I am leading discussion on Amos tomorrow in Bible class. I can’t think of a more appropriate prophet to discuss on MLK Jr. weekend.
I talked to Kristen from Friendship-West about a mashup title I have for tomorrow’s lesson (Amos and King) – she loved it.

I have a dream that justice will roll down like waters, and righteousness like and ever-flowing stream. Free at last, Free at last, thank God Almighty we are free at last.

Bryan Stevenson: The opposite of poverty is not wealth. In too many places, the opposite of poverty is justice.

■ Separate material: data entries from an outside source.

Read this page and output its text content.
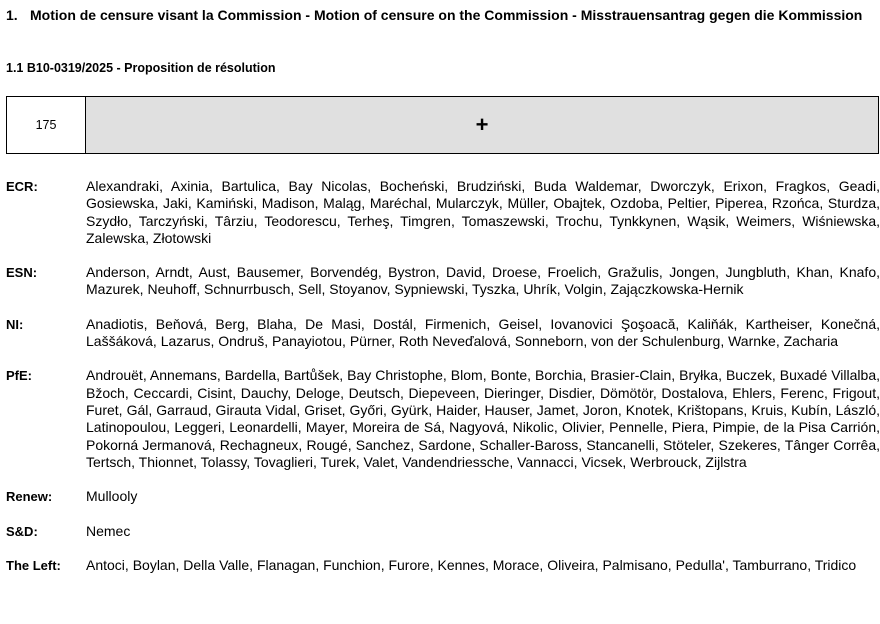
1. Motion de censure visant la Commission - Motion of censure on the Commission - Misstrauensantrag gegen die Kommission
1.1 B10-0319/2025 - Proposition de résolution
175	+
ECR:	Alexandraki, Axinia, Bartulica, Bay Nicolas, Bocheński, Brudziński, Buda Waldemar, Dworczyk, Erixon, Fragkos, Geadi, Gosiewska, Jaki, Kamiński, Madison, Maląg, Maréchal, Mularczyk, Müller, Obajtek, Ozdoba, Peltier, Piperea, Rzońca, Sturdza, Szydło, Tarczyński, Târziu, Teodorescu, Terheş, Timgren, Tomaszewski, Trochu, Tynkkynen, Wąsik, Weimers, Wiśniewska, Zalewska, Złotowski
ESN:	Anderson, Arndt, Aust, Bausemer, Borvendég, Bystron, David, Droese, Froelich, Gražulis, Jongen, Jungbluth, Khan, Knafo, Mazurek, Neuhoff, Schnurrbusch, Sell, Stoyanov, Sypniewski, Tyszka, Uhrík, Volgin, Zajączkowska-Hernik
NI:	Anadiotis, Beňová, Berg, Blaha, De Masi, Dostál, Firmenich, Geisel, Iovanovici Şoşoacă, Kaliňák, Kartheiser, Konečná, Laššáková, Lazarus, Ondruš, Panayiotou, Pürner, Roth Neveďalová, Sonneborn, von der Schulenburg, Warnke, Zacharia
PfE:	Androuët, Annemans, Bardella, Bartůšek, Bay Christophe, Blom, Bonte, Borchia, Brasier-Clain, Bryłka, Buczek, Buxadé Villalba, Bžoch, Ceccardi, Cisint, Dauchy, Deloge, Deutsch, Diepeveen, Dieringer, Disdier, Dömötör, Dostalova, Ehlers, Ferenc, Frigout, Furet, Gál, Garraud, Girauta Vidal, Griset, Győri, Gyürk, Haider, Hauser, Jamet, Joron, Knotek, Krištopans, Kruis, Kubín, László, Latinopoulou, Leggeri, Leonardelli, Mayer, Moreira de Sá, Nagyová, Nikolic, Olivier, Pennelle, Piera, Pimpie, de la Pisa Carrión, Pokorná Jermanová, Rechagneux, Rougé, Sanchez, Sardone, Schaller-Baross, Stancanelli, Stöteler, Szekeres, Tânger Corrêa, Tertsch, Thionnet, Tolassy, Tovaglieri, Turek, Valet, Vandendriessche, Vannacci, Vicsek, Werbrouck, Zijlstra
Renew:	Mullooly
S&D:	Nemec
The Left:	Antoci, Boylan, Della Valle, Flanagan, Funchion, Furore, Kennes, Morace, Oliveira, Palmisano, Pedulla', Tamburrano, Tridico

(Dallas is the most unequal city in the US in regards to racial equity and childhood poverty. Amos, King, Stevenson,( and I am joining their voices)- God cares about this-read Amos).

 

My first one 🙂

I have something to say about today, and I will when I get home and Re-listen. Today’s MLK Teach In was as powerful as the first time I went 3 years ago. It’s the very first event I went to with Wilshire, and feels like a Happy Anniversary to me and Happy Birthday Martin Luther King Jr. this is when I became a Baptist – The MLK Jr kind. There’s so many reasons why, But number 1 – he takes the gospel seriously and it matters right here, right now.
I showed up at Wilshire slightly over 2 yrs ago a worn out soul. Heartbroken but believing I found hope, and I just unloaded on Heather Mustain and George Mason. (Free 30 min therapy). I told them all of these people I had read that made me still believe in faith – Reverend Barber was a name I mentioned. Heather said -he’s coming over MLK weekend. That’s when I knew I found home, and it was incredible being in the same room with Rev Barber in Temple Emanu-El with people of all faiths, race (I know that’s a social construct, but America set up this way so have to address it), everyone welcome -meant everyone.

MLK Jr weekend feels like freedom for me too. And that’s what he was working for (for me 😂 jk – EVERYBODY!).

Also, I love how cool 😎 George stays giving a powerhouse word, and Freddy Haynes III– like me is having a blast waving our hands. I want to run around and stand on my hands when they both speak. This is why George and I are a great team. He’s a steady force for me.